Le traversier Camille-Marcoux

2,3 M$ pour se débarrasser d'un vieux traversier

La Société des traversiers du Québec (STQ) ne récoltera pas un sou et doit plutôt débourser 2,3 millions $ pour se débarrasser du Camille-Marcoux, traversier affecté pendant 40 ans à la traverse Matane-Baie-Comeau-Godbout.
La société d'État a lancé un appel d'intérêt le 9 juin 2016 pour trouver un nouveau propriétaire au navire, retiré de la circulation parce qu'il ne répondait plus aux normes modernes et manquait de capacité.
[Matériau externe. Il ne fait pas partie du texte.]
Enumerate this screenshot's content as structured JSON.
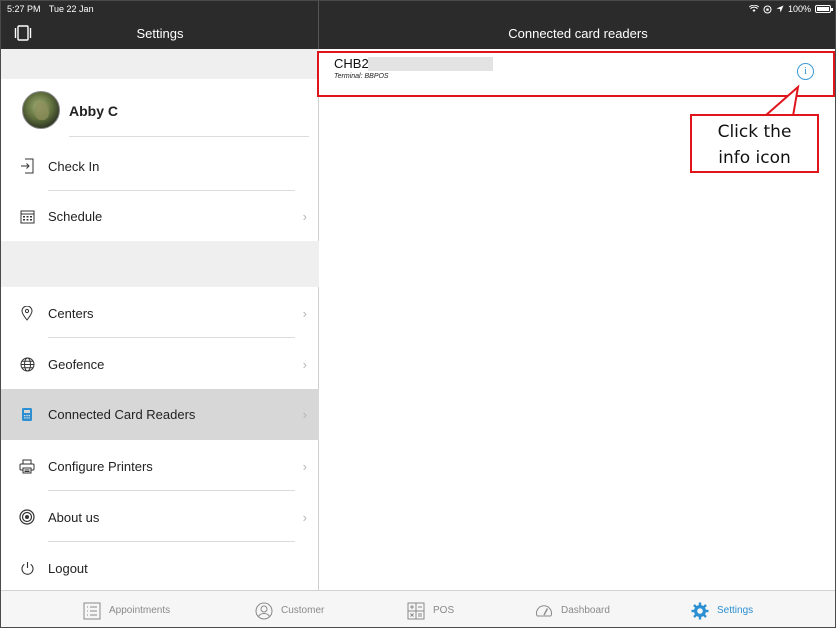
{
  "status_bar": {
    "time": "5:27 PM",
    "date": "Tue 22 Jan",
    "battery": "100%"
  },
  "nav": {
    "left_title": "Settings",
    "right_title": "Connected card readers"
  },
  "profile": {
    "name": "Abby C"
  },
  "menu": {
    "check_in": "Check In",
    "schedule": "Schedule",
    "centers": "Centers",
    "geofence": "Geofence",
    "connected_card_readers": "Connected Card Readers",
    "configure_printers": "Configure Printers",
    "about_us": "About us",
    "logout": "Logout"
  },
  "reader": {
    "name": "CHB2",
    "terminal": "Terminal: BBPOS",
    "info_glyph": "i"
  },
  "callout": {
    "line1": "Click the",
    "line2": "info icon"
  },
  "tabs": {
    "appointments": "Appointments",
    "customer": "Customer",
    "pos": "POS",
    "dashboard": "Dashboard",
    "settings": "Settings"
  },
  "colors": {
    "accent": "#2b8fd1",
    "annotation": "#e0141b",
    "navbar": "#2b2b2b",
    "selected_row": "#d7d7d7"
  },
  "icons": {
    "sidebar_toggle": "sidebar-toggle-icon",
    "check_in": "check-in-icon",
    "schedule": "calendar-icon",
    "centers": "location-pin-icon",
    "geofence": "globe-icon",
    "card_readers": "card-reader-icon",
    "printers": "printer-icon",
    "about": "target-icon",
    "logout": "power-icon"
  }
}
Gilles Gagné, vice-président aux immobilisations de la STQ, avait alors admis que son équipe n'avait pas d'idée de sa valeur marchande. «Ça pourrait être n'importe quoi entre: il faut payer pour le démolir et on a quelqu'un qui est intéressé à l'avoir et qui est prêt à mettre un prix dessus» pour l'opérer, le transformer en musée ou le recycler, avait-il déclaré.
Sept personnes ont finalement démontré de l'intérêt, quatre étaient intéressées par la visite, trois se sont présentées et deux ont déposé des propositions concrètes. «Ça fonctionne un peu en cascade. Il y a beaucoup d'intéressés, peu d'élus», a résumé jeudi la directrice sécurité et environnement de la STQ, Isabelle Beaudoin.
Les deux projets soumis allaient dans des sens opposés, a expliqué cette dernière. Un groupe était prêt à payer pour le navire car il prévoyait l'opérer, mais le plan n'a pas fonctionné pour une raison qui n'a pas été dévoilée. L'autre groupe demandait d'être payé pour recycler le mastodonte.
Démantèlement
Par défaut, la Marine Recycling Corporation de Port Colborne, en Ontario, est donc devenue propriétaire du Camille-Marcoux le 24 mars. L'entreprise située sur les rives du lac Érié procédera au démantèlement du bateau ainsi qu'au recyclage des matériaux et des composantes qui peuvent l'être.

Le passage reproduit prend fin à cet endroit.